La réponse nous vient de celui-là même qui ne distingue pas les milliers des millions. Tout en s’adonnant à son hobby favori, sortir les petites phrases et multiplier les jeux de mots antipathiques, il nous apprend qu’il existe une différence, qui aurait échappé aux médisants, entre l’indépendance et l’autonomie de la banque centrale !
La trouvaille !
Au-delà de la dénonciation de l’asservissement des institutions prestigieuses de l’état par le régime folklorique de Kais Saied, ces épisodes de notre histoire et le positionnement des uns et des autres à leurs égard, nous renvoient à l’urgence de nous unir autour des grandes questions de l’avenir de notre pays. Réfléchissons à la question de savoir quelle Tunisie voulons-nous pour nous et pour nos enfants ? Quelles institutions devons-nous protéger ? et sous quelles formes ? Quels garde-fous devons-nous mettre en place pour empêcher l’arbitraire de nous voler notre pays ?

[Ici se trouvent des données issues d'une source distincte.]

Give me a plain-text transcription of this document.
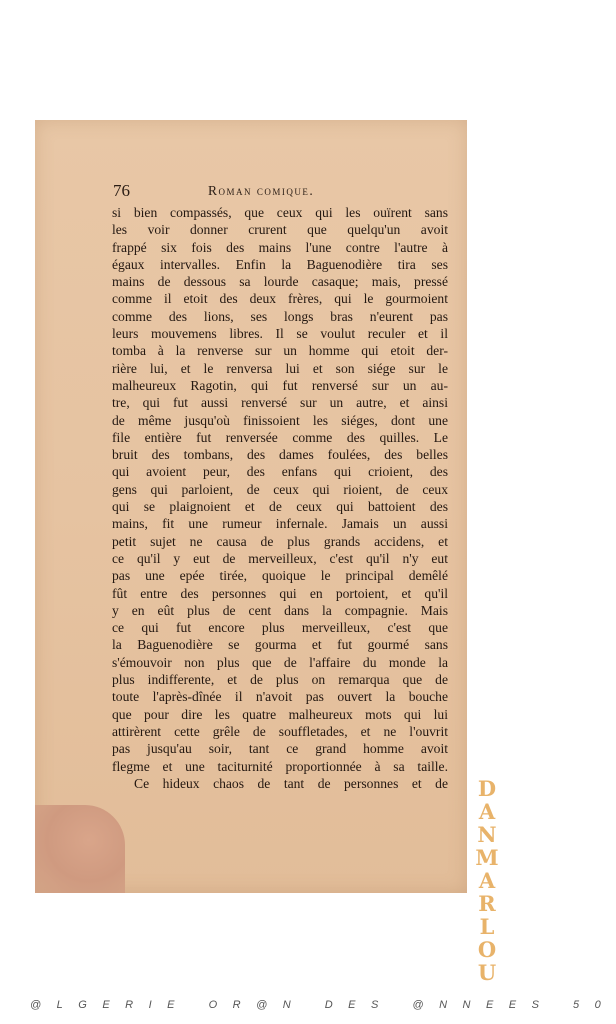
76	Roman comique.
si bien compassés, que ceux qui les ouïrent sans
les voir donner crurent que quelqu'un avoit
frappé six fois des mains l'une contre l'autre à
égaux intervalles. Enfin la Baguenodière tira ses
mains de dessous sa lourde casaque; mais, pressé
comme il etoit des deux frères, qui le gourmoient
comme des lions, ses longs bras n'eurent pas
leurs mouvemens libres. Il se voulut reculer et il
tomba à la renverse sur un homme qui etoit der-
rière lui, et le renversa lui et son siége sur le
malheureux Ragotin, qui fut renversé sur un au-
tre, qui fut aussi renversé sur un autre, et ainsi
de même jusqu'où finissoient les siéges, dont une
file entière fut renversée comme des quilles. Le
bruit des tombans, des dames foulées, des belles
qui avoient peur, des enfans qui crioient, des
gens qui parloient, de ceux qui rioient, de ceux
qui se plaignoient et de ceux qui battoient des
mains, fit une rumeur infernale. Jamais un aussi
petit sujet ne causa de plus grands accidens, et
ce qu'il y eut de merveilleux, c'est qu'il n'y eut
pas une epée tirée, quoique le principal demêlé
fût entre des personnes qui en portoient, et qu'il
y en eût plus de cent dans la compagnie. Mais
ce qui fut encore plus merveilleux, c'est que
la Baguenodière se gourma et fut gourmé sans
s'émouvoir non plus que de l'affaire du monde la
plus indifferente, et de plus on remarqua que de
toute l'après-dînée il n'avoit pas ouvert la bouche
que pour dire les quatre malheureux mots qui lui
attirèrent cette grêle de souffletades, et ne l'ouvrit
pas jusqu'au soir, tant ce grand homme avoit
flegme et une taciturnité proportionnée à sa taille.
Ce hideux chaos de tant de personnes et de D
A
N
M
A
R
L
O
U
@LGERIE OR@N DES @NNEES 50
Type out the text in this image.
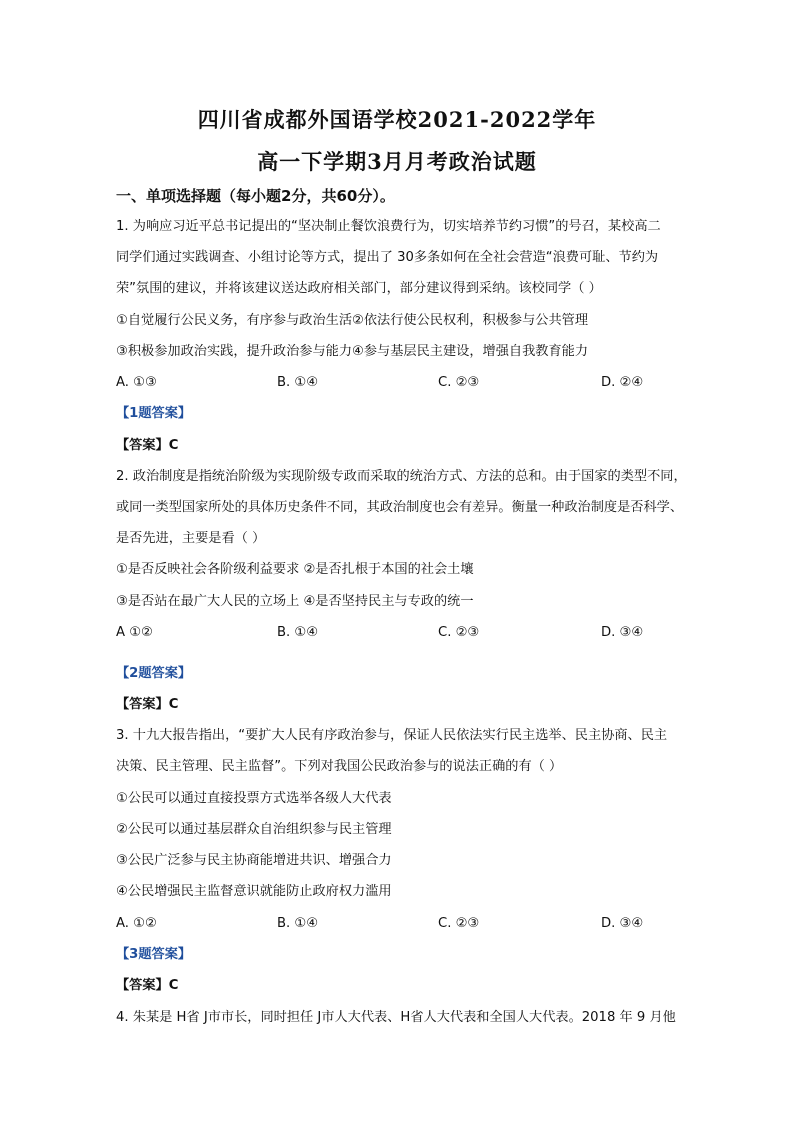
四川省成都外国语学校2021-2022学年
高一下学期3月月考政治试题
一、单项选择题（每小题2分，共60分）。
1. 为响应习近平总书记提出的“坚决制止餐饮浪费行为，切实培养节约习惯”的号召，某校高二
同学们通过实践调查、小组讨论等方式，提出了 30多条如何在全社会营造“浪费可耻、节约为
荣”氛围的建议，并将该建议送达政府相关部门，部分建议得到采纳。该校同学（ ）
①自觉履行公民义务，有序参与政治生活②依法行使公民权利，积极参与公共管理
③积极参加政治实践，提升政治参与能力④参与基层民主建设，增强自我教育能力
A. ①③	B. ①④	C. ②③	D. ②④
【1题答案】
【答案】C
2. 政治制度是指统治阶级为实现阶级专政而采取的统治方式、方法的总和。由于国家的类型不同，
或同一类型国家所处的具体历史条件不同，其政治制度也会有差异。衡量一种政治制度是否科学、
是否先进，主要是看（ ）
①是否反映社会各阶级利益要求 ②是否扎根于本国的社会土壤
③是否站在最广大人民的立场上 ④是否坚持民主与专政的统一
A ①②	B. ①④	C. ②③	D. ③④
【2题答案】
【答案】C
3. 十九大报告指出，“要扩大人民有序政治参与，保证人民依法实行民主选举、民主协商、民主
决策、民主管理、民主监督”。下列对我国公民政治参与的说法正确的有（ ）
①公民可以通过直接投票方式选举各级人大代表
②公民可以通过基层群众自治组织参与民主管理
③公民广泛参与民主协商能增进共识、增强合力
④公民增强民主监督意识就能防止政府权力滥用
A. ①②	B. ①④	C. ②③	D. ③④
【3题答案】
【答案】C
4. 朱某是 H省 J市市长，同时担任 J市人大代表、H省人大代表和全国人大代表。2018 年 9 月他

L’indépendance de la banque centrale et de la justice, la démocratie, le respect des droits fondamentaux, la liberté de la presse, le vivre-ensemble…, doivent tous être au cœur du débat entre les différentes expressions politiques et sociales du pays. La page de l’absurde sera tôt ou tard, tournée. Viendra alors le temps de la vraie reconstruction. Et c’est là où les bases devront être les plus solides pour que nos enfants n’aient plus jamais à subir les affres de l’absolutisme, du populisme et de la médiocrité, surtout lorsqu’elle est applaudie par une certaine élite complaisante incapable de discerner les véritables dangers qui menacent la Tunisie.